Latin ska
Formed 1995, in New York, NY, USA
Based in New York, NY, USA
Members: Mike Wagner, trombone, guitars; Glenda Lee, bass; Luís Jésus Ruíz, drums, percussion; Miguel Oldenburg, guitars, backing vocals; Blanquito Man (born Andrew Blanco), vocals, percussion, moves; Fernando Vélez, percussion; Martín Adrian Cunningham, tenor saxophone; Luís Eduardo Blanco, keyboards, accordion, cuatro, percussion, backing vocals. (Members are from Venezuela and USA.)
Like Haiti's Boukman Eksperyans and the U.S.'s Spearhead, the Venezuelan/American King Changó's style is an exhilarating cultural whirlwind that sweeps from Argentina to the Arctic, recognizing no national or musical borders along the way. The path it carved in the English-only wasteland of U.S. rock was wide enough to let Ozomatli, Los Amigos Invisibles, Bloque, and a gathering host of others charge through, prying open the cracks made by Santana and Los Lobos on previous attempts. Changó's music switches from Latin ska to African funk to bluesy rock and beyond like a stuck satellite channel-changer, on a wavelength scrambled to none: If you don't understand the often-Spanish lyrics, you will, as Boukman's Lôlô Beaubrun once remarked to this writer, "understand the music with your body." Changó has a sophisticated but spontaneous sense of what makes people jump the world over, and unlike the Anglo-dance flavor of the minute, their arsenal includes something other than inebriation and volume. After mightily bringing forth much of the mid-'90s AlterLatino revolution, even they needed a day of rest, studio-wise — but at presstime the three years they gave everyone else to catch up was about to end with the summer-'99 Return of El Santo. Consider yourself warned—and be there early.

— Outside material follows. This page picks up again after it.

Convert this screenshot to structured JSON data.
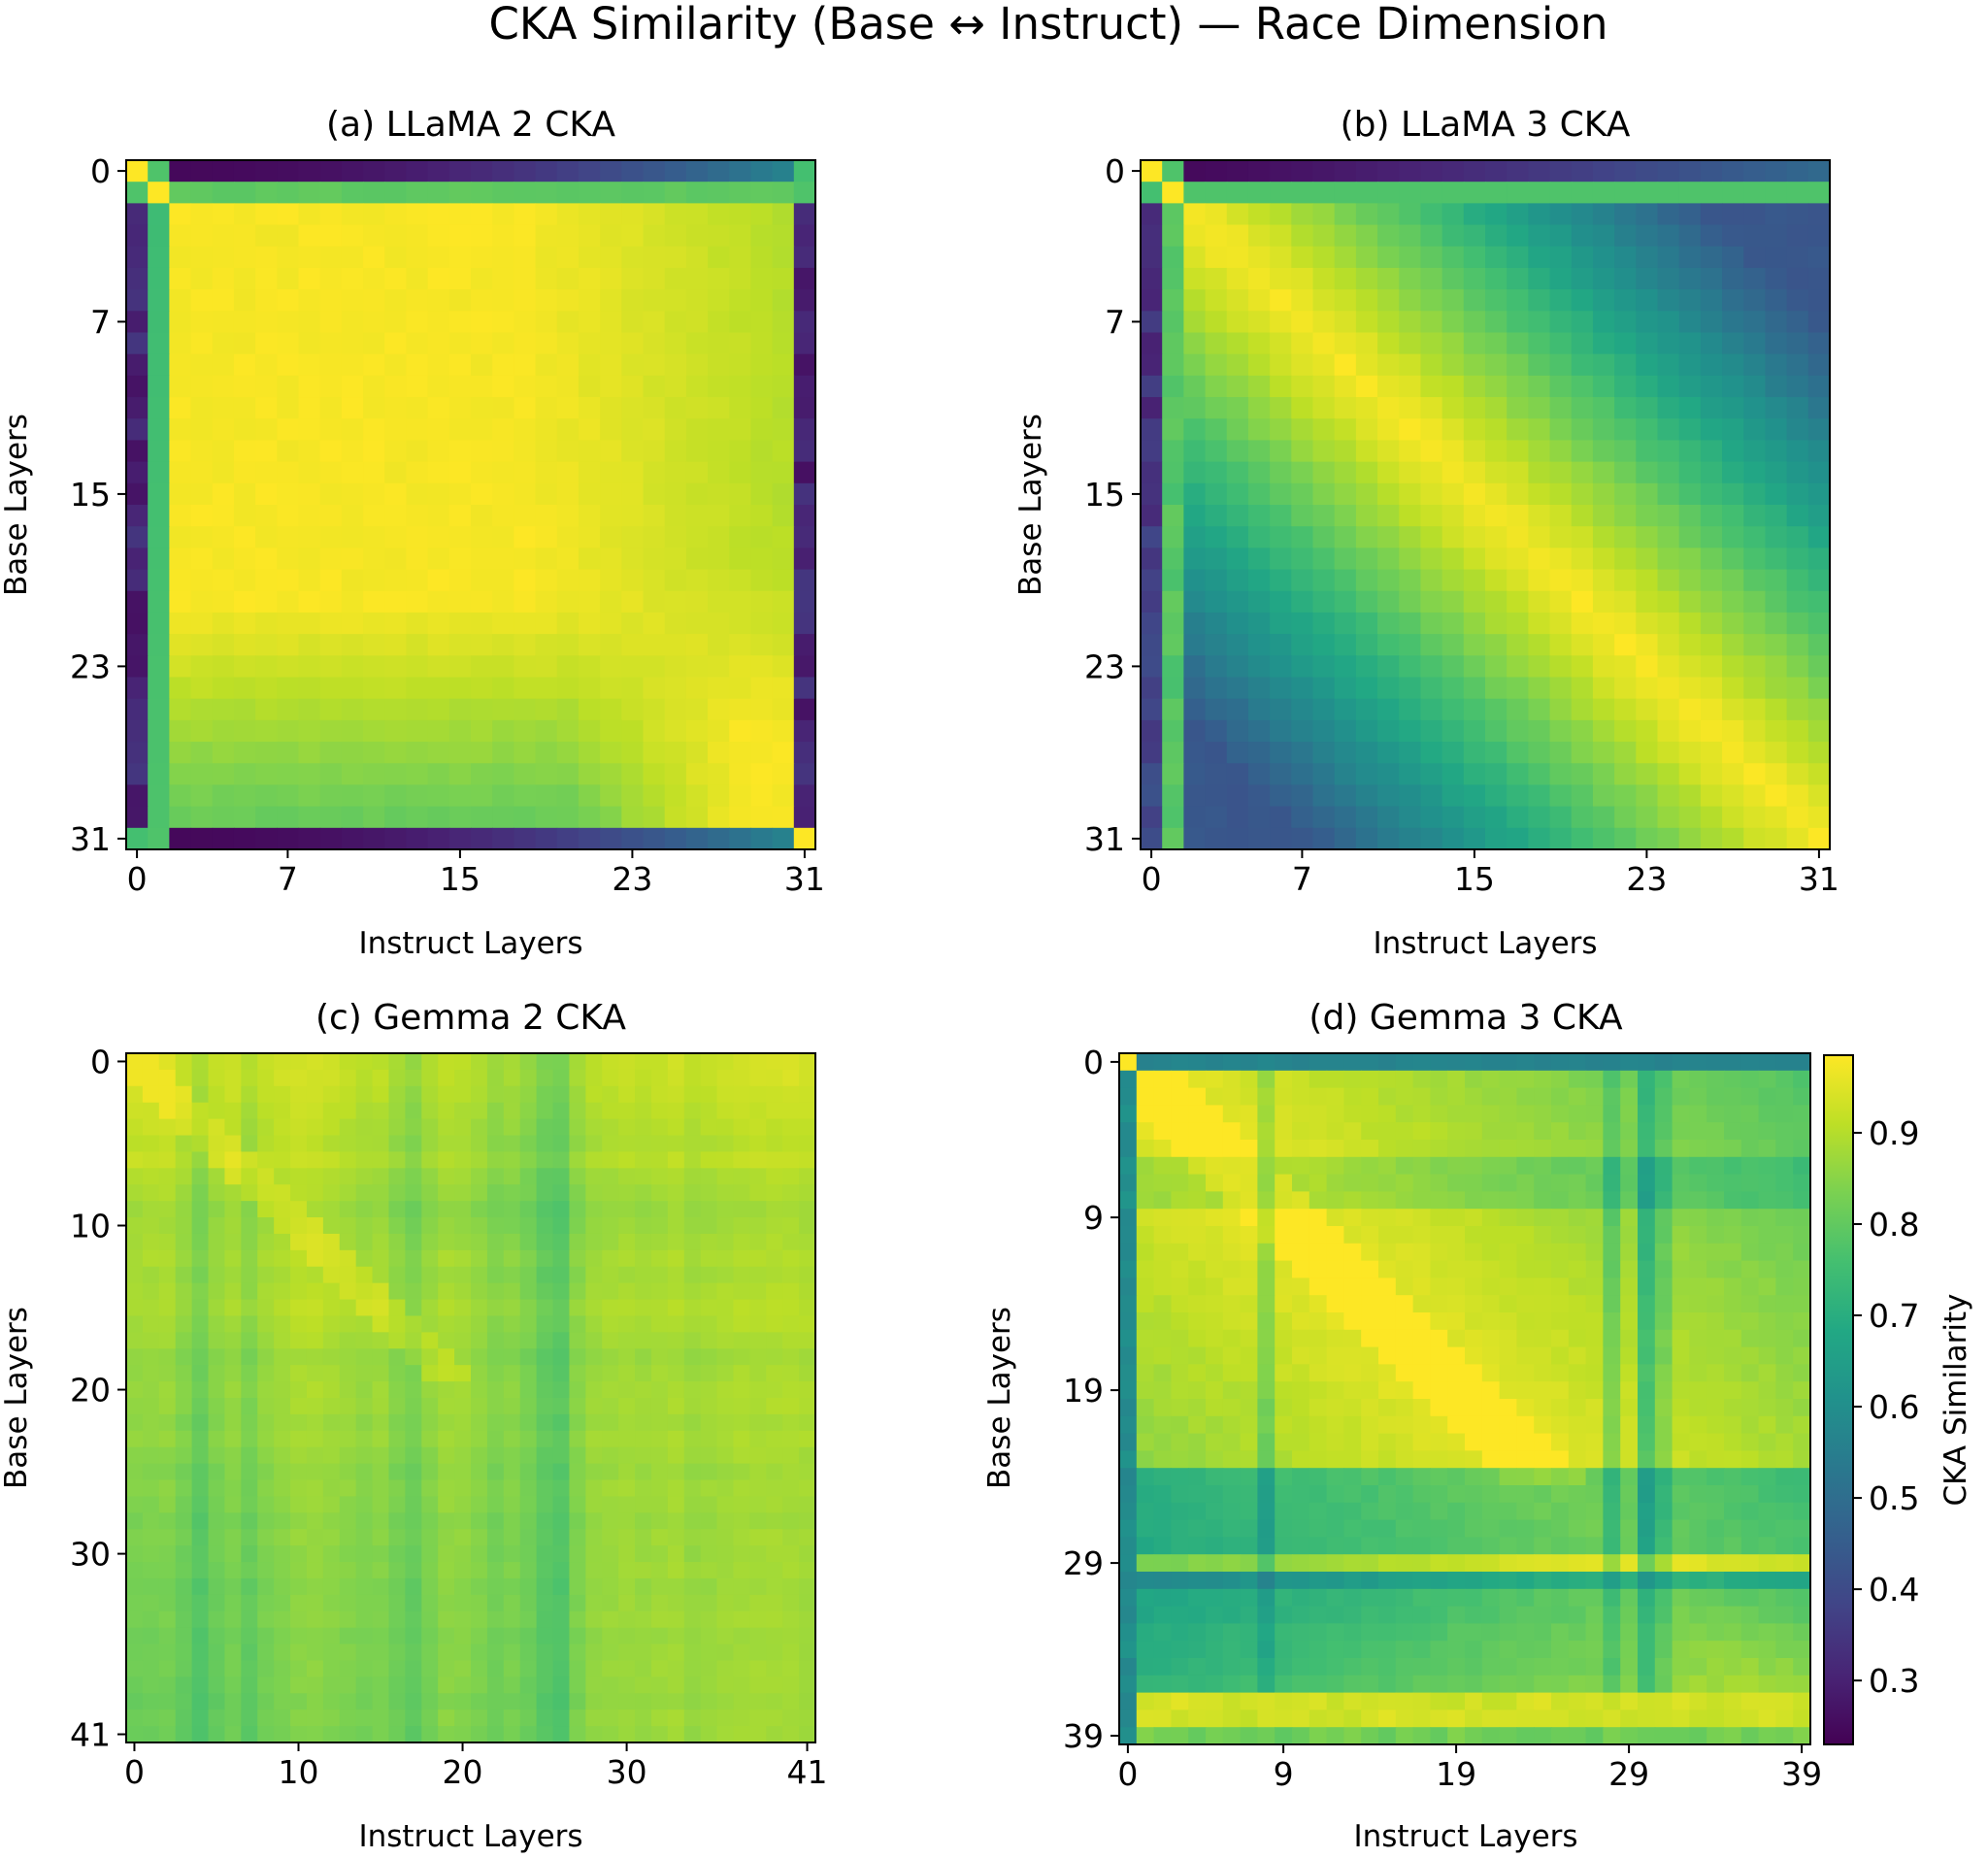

The neon-anime/carnival/wrestling-ring graphics and genre-fissioning music of King Changó (Luaka Bop, 1996, prod. José Andrés Blanco, King Changó) marks one of those historic pop moments when you don't know what hit you and are too dazzled to care. And listening back, the effect of "God Damn Killers" and "Don't Drop Your Pants"' political punch, "Melting Pot" and "Revolution/Cumbia Reggae"'s lilting multicultural overtures, and "Latin Ska" and "Melting Pot Intro"'s poly-jazz workouts doesn't wear off. The band runs such an idea surplus that even the end-of-disc "secret" tracks — some kickin' low-tech basic chants — have a rare reason for existing, with only the stalker-y "So Sweet" to threaten their Best New Band of '96 status. An album that put "AlterLatino" not just on the map, but all over it.
The Latin-ska masters honor some Anglo-reggae precursors with "Venezuelan in New York" on Outlandos D'Americas: A Rock en Español Tribute to the Police (EMD/Ark 21, 1998).